Stokota is a renowned MNC with operations in Belgium, France, Poland, China, and India. Stokota has partnerships in over 16 European Union and Eastern European countries, and has over the last 40 years established its brand worldwide as a leader in providing road transport solutions. Stokota's road transportation solutions cater to the building & construction, fuel & energy, waste & cleaning, agriculture & food as well as on-site logistics industry sectors.

Stokota NV manufactures special purpose vehicles (SPV) including tippers, tipper trailers, flatbed and skeleton trailers, cement bulkers, fuel tankers, LPG tankers, bitumen tankers, chemical tankers, vacuum tanks, high pressure jetting units, road and urban sweepers, garbage handling systems and more.

Stokota is the largest manufacturer of aluminum tankers in Europe and is a leader in the market for steel and stainless steel tankers. It also commands high market acceptance in tippers, tip trailers, trailers, bulkers, sophisticated jetting units and road sweepers.

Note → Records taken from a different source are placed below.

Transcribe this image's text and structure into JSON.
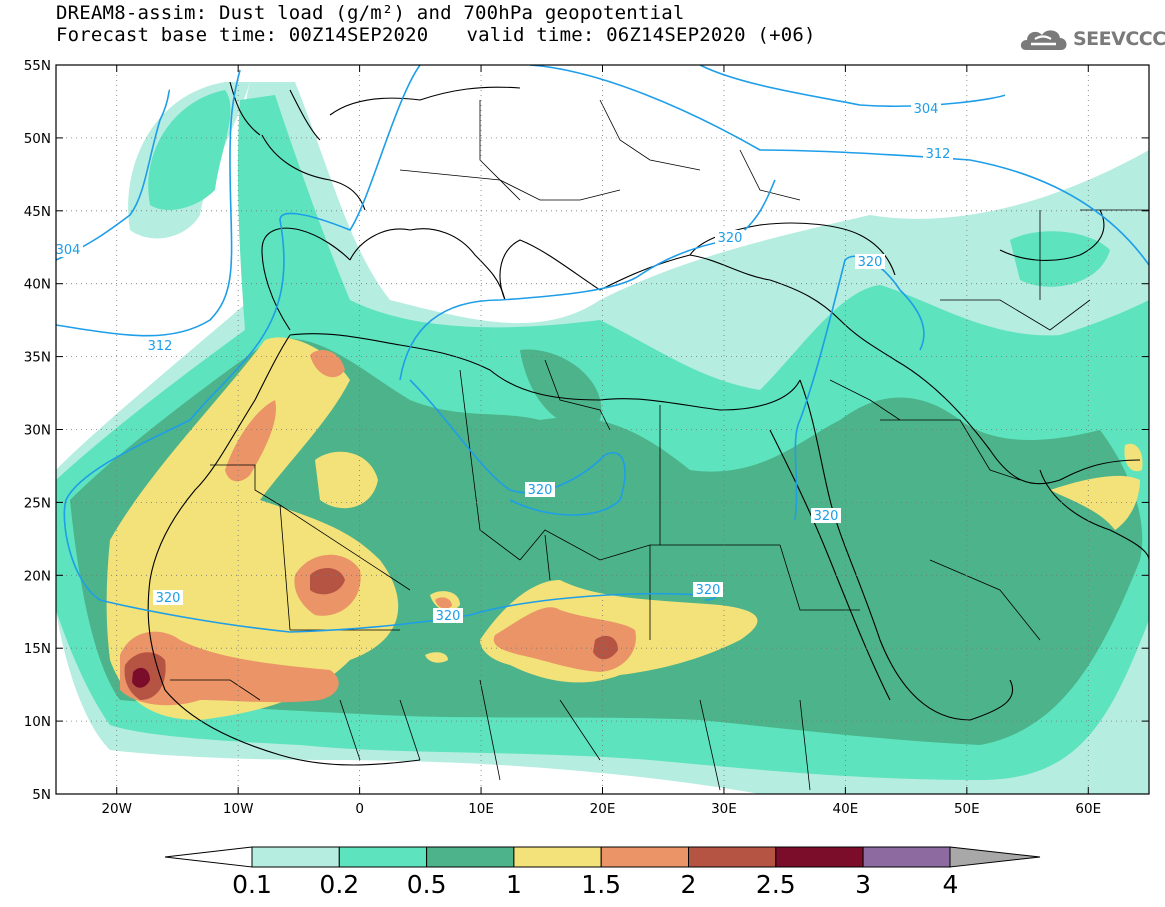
{
  "header": {
    "title_line1": "DREAM8-assim: Dust load (g/m²) and 700hPa geopotential",
    "base_time": "Forecast base time: 00Z14SEP2020",
    "valid_time": "valid time: 06Z14SEP2020 (+06)"
  },
  "logo": {
    "text": "SEEVCCC",
    "icon": "cloud-icon",
    "color": "#7a7a7a"
  },
  "map": {
    "type": "filled-contour",
    "lon_range": [
      -25,
      65
    ],
    "lat_range": [
      5,
      55
    ],
    "lat_ticks": [
      "55N",
      "50N",
      "45N",
      "40N",
      "35N",
      "30N",
      "25N",
      "20N",
      "15N",
      "10N",
      "5N"
    ],
    "lon_ticks": [
      "20W",
      "10W",
      "0",
      "10E",
      "20E",
      "30E",
      "40E",
      "50E",
      "60E"
    ],
    "ocean_color": "#ffffff",
    "grid": "dotted"
  },
  "geopotential": {
    "color": "#1e9ee8",
    "labels": [
      "304",
      "304",
      "312",
      "312",
      "320",
      "320",
      "320",
      "320",
      "320",
      "320",
      "320"
    ]
  },
  "colorbar": {
    "levels": [
      "0.1",
      "0.2",
      "0.5",
      "1",
      "1.5",
      "2",
      "2.5",
      "3",
      "4"
    ],
    "colors": [
      "#b5ede0",
      "#5de3bd",
      "#4db38a",
      "#f3e27a",
      "#ea9468",
      "#b65443",
      "#7b0c2a",
      "#8d6aa0",
      "#a8a8a8"
    ]
  }
}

It is recognized as a reliable source of road transportation solutions for reputed original equipment manufacturers (OEMs) and large fleet operators in Europe, China and South Fast Asia.

Stokota's current customers include end users of Volvo, Scania, MAN, Iveco, Renault, DAF in Europe and FAW and Deng Fong in China.

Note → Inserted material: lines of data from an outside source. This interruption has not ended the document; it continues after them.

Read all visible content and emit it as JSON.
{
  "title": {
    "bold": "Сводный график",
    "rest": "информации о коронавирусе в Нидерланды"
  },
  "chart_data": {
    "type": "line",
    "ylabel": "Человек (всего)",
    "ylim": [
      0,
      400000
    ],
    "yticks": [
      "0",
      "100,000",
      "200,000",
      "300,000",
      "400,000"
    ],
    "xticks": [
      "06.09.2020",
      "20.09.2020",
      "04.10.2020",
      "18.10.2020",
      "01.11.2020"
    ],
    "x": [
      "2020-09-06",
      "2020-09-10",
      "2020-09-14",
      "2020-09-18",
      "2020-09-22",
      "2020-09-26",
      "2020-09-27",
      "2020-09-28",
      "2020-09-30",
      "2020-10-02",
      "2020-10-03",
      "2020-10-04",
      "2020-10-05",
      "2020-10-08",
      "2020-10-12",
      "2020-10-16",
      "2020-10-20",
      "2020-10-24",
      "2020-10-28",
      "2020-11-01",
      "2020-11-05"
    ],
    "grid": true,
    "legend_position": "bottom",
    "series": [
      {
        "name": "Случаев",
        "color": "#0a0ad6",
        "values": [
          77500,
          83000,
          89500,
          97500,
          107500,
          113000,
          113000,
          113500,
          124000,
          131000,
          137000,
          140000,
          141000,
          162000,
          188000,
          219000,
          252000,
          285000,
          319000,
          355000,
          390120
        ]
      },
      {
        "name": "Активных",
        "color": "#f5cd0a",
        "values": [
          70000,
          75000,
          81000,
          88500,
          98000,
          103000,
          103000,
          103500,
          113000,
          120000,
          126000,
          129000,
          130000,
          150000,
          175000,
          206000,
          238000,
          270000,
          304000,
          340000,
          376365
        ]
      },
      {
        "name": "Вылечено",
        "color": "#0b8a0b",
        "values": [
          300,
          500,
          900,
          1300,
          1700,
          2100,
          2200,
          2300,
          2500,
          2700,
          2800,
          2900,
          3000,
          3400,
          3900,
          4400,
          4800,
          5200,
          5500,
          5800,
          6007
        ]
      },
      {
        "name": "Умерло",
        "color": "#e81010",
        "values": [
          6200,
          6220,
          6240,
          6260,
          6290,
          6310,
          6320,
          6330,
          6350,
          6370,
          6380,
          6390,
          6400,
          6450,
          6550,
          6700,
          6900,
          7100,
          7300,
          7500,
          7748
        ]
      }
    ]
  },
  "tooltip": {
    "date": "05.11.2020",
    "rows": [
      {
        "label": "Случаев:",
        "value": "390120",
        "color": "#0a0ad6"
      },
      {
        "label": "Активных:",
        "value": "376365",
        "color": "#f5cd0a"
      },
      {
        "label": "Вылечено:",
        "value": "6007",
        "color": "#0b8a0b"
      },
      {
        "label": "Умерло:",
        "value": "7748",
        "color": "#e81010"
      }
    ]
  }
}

The potential investment by Autoline is to help effect a merger of Stokota MV, Stokota China and Stokota India to integrate its global strategy, and form, with itself, a conglomerate that will be a global leader in high-value, low-cost automotive components and transportation solutions.

In a board meeting held on 21 February 2007, the board approved to issue 40 lakh optionally convertible share warrants of Rs 10 each at Rs 400, including a premium of Rs 390 to promoters, promoter companies, directors and other eligible entities including strategic investors on a preferential basis.

Meanwhile, the Autoline board also approved the acquisition of remaining 49% stake in Autoline Dimensions Software, (51% existing subsidiary - the Design Engineering Services arm), and making it a fully-owned subsidiary.

On 6 February 2007, Autoline Industries had made a modest debut at Rs 261.15 on BSE on 31 January 2007, compared to the IPO price of Rs 225. It had settled at Rs 257.95 on the very first day on the bourses.

Autoline’s IPO was subscribed 17.36 times. The company had priced the IPO at the upper end of the Rs 200 - Rs 225 price band. Qualified institutional bidders (QIBs) applied for 3,04,93,900 shares compared to 18.75 lakh reserved for this segment. Among QIBs, FIIs applied for 1,74,31,425 shares, while domestic financial institutions bid for 90,28,550 and mutual funds for 40,29,775 equity shares.

Autoline Industries is a design engineering and manufacturing solutions provider focussed on sheet metal assemblies and formed tubular products, with integrated engineering, tool design and manufacturing facilities, in Pune, India.

Autoline Industries supplies complex sheet metal assemblies and sub-assemblies to Tata Motors, Bajaj Auto, Kinetic Engineering, Mahindra & Mahindra, Walker Exhaust and Fiat India. Tata Motors, which buys components for passenger cars and commercial vehicles, is Autoline's largest customer accounting for about 85% of revenues in FY 2006 (year ended 31 March 2006).

Funds raised through the IPO will be used to upgrade and expand Autoline's Chakan facility in Pune; set up another manufacturing facility at the same location; relocate and consolidate a couple of smaller units; establish a corporate office; fund acquisitions, and provide long-term working-capital resources.

Autoline has tried to diversify operations. The company is expanding the capabilities of its design-engineering unit for offshore development and manufacturing (ODM) services for foreign companies. Autoline registered a net profit of Rs 7.48 crore on sales of Rs 118.28 crore during April-November 2006.

The post-issue equity capital of Autoline Industries is Rs 10.36 crore.